Hace apenas unos meses falleció el gran historiador inglés Tony Judt habiendo entregado a imprenta lo que podemos considerar su testamento ideológico y político. Algo va mal se titula el libro, quizás –y son palabras de Ramón González Férriz– la defensa más ferviente y mejor fundamentada de las virtudes y las fortalezas de la socialdemocracia clásica, aquélla que se formó y creció al albur del desenlace de la II Guerra Mundial y que, de un modo u otro, ha ido articulando la convivencia democrática del último medio siglo. Judt habla de la socialdemocracia –o de su coetáneo, el Estado del Bienestar– como el gran logro político de la posguerra y sostiene que su quiebra, alentada por factores internos y externos, apunta al eclipse de Europa y de su cultura. Entroncando de algún modo con elementos de la crítica conservadora, Judt argumenta que el problema de Occidente es haber sustituido el armazón de derechos y deberes que le daba consistencia por una sentimentalidad de corte posmoderno con fuertes rasgos hedónicos e individualistas. Esta implosión es interna –a derecha y a izquierda del espectro político, con sus respectivas derivaciones relativistas o multiculturales–, pero a la vez externa. Quiero decir que además hay dos shocks que se superponen, como son la aparición de la nueva geografía emergente –Asia y Brasil, sobre todo– y el crack demográfico. The New York Times, precisamente, hablaba sobre este último punto el pasado fin de semana: el futuro pertenece a las naciones jóvenes, venía a concluir. Es fácil adivinar el motivo.
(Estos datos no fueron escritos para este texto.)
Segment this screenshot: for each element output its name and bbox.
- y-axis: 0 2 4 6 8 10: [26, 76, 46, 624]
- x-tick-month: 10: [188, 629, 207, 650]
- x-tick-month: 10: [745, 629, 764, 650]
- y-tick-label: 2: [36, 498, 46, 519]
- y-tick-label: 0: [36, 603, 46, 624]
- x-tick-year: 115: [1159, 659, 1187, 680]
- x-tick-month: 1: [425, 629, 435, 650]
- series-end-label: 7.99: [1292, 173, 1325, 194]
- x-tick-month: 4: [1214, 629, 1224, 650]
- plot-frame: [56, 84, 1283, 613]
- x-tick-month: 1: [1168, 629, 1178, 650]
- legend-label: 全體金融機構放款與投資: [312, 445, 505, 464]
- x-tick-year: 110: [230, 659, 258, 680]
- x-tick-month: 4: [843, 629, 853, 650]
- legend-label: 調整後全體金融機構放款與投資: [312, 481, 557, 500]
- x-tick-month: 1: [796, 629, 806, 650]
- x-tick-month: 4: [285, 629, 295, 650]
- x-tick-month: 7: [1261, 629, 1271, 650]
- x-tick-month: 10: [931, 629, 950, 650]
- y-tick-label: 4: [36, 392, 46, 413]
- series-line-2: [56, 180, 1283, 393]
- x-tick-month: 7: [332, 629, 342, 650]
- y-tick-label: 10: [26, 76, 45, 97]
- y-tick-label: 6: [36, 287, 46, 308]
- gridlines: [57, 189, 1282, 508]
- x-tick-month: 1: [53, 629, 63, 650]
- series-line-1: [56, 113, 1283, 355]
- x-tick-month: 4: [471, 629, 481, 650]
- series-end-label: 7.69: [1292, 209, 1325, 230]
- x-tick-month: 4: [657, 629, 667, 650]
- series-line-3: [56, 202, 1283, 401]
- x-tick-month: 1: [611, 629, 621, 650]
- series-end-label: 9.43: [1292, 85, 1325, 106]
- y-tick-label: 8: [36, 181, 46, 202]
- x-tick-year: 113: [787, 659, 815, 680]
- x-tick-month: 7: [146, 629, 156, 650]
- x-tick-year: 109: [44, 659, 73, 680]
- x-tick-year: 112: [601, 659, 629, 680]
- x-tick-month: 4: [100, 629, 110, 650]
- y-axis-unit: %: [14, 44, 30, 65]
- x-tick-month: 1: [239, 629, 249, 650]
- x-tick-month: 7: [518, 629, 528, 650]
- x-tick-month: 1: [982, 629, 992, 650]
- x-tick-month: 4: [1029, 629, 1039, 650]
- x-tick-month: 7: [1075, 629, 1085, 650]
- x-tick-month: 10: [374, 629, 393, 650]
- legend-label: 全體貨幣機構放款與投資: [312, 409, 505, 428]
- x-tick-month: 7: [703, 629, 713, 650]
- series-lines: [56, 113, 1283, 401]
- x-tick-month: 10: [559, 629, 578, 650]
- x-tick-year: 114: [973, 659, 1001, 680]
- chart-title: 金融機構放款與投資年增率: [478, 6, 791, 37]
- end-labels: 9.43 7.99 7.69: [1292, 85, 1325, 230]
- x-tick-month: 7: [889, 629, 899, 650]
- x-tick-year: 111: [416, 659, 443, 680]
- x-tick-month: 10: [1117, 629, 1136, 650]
Pietro Citati dice algo interesante al respecto en su libro sobre Ulises. Para el ensayista italiano, lo característico de Occidente sería su capacidad de riesgo, de aventura, de desafiar los límites evidentes. El sociólogo polaco Zygmunt Bauman reflexiona de un modo similar en su ensayo sobre Europa. Esta actitud tiene que ver con la cultura –con un sentido lineal y evolutivo de la historia, de origen greco-judío–, pero también con la juventud de las sociedades. Una nación envejecida es, lógicamente, una nación más débil y, sobre todo, adolece de una menor tolerancia al riesgo y al cambio. Si, como aseguraba Vilfredo Pareto, "la historia es el cementerio de las aristocracias", también podríamos decir que la historia es el cementerio de las sociedades envejecidas y hedonistas. En la Europa actual, además, concurren el miedo al cambio, al fracaso, al otro, sea quien sea este otro. Una sociedad joven se adapta con más facilidad a las nuevas tecnologías y, al parecer, debería saber interpretar mejor el sentido de las transformaciones de la globalización. Por otro lado, las cargas financieras del Estado de Bienestar resultan insostenibles cuando el proceso de sustitución generacional se detiene, a pesar de que el incremento de productividad logre atemperar algunas de las consecuencias del envejecimiento de la población. Todo ello deriva de las políticas de natalidad –o de su ausencia, en el caso español– y de la cultura hedonista, aunque también señala un camino para la socialdemocracia y el Estado del Bienestar. Algo va mal, titula Tony Judt y, en efecto, algo va mal.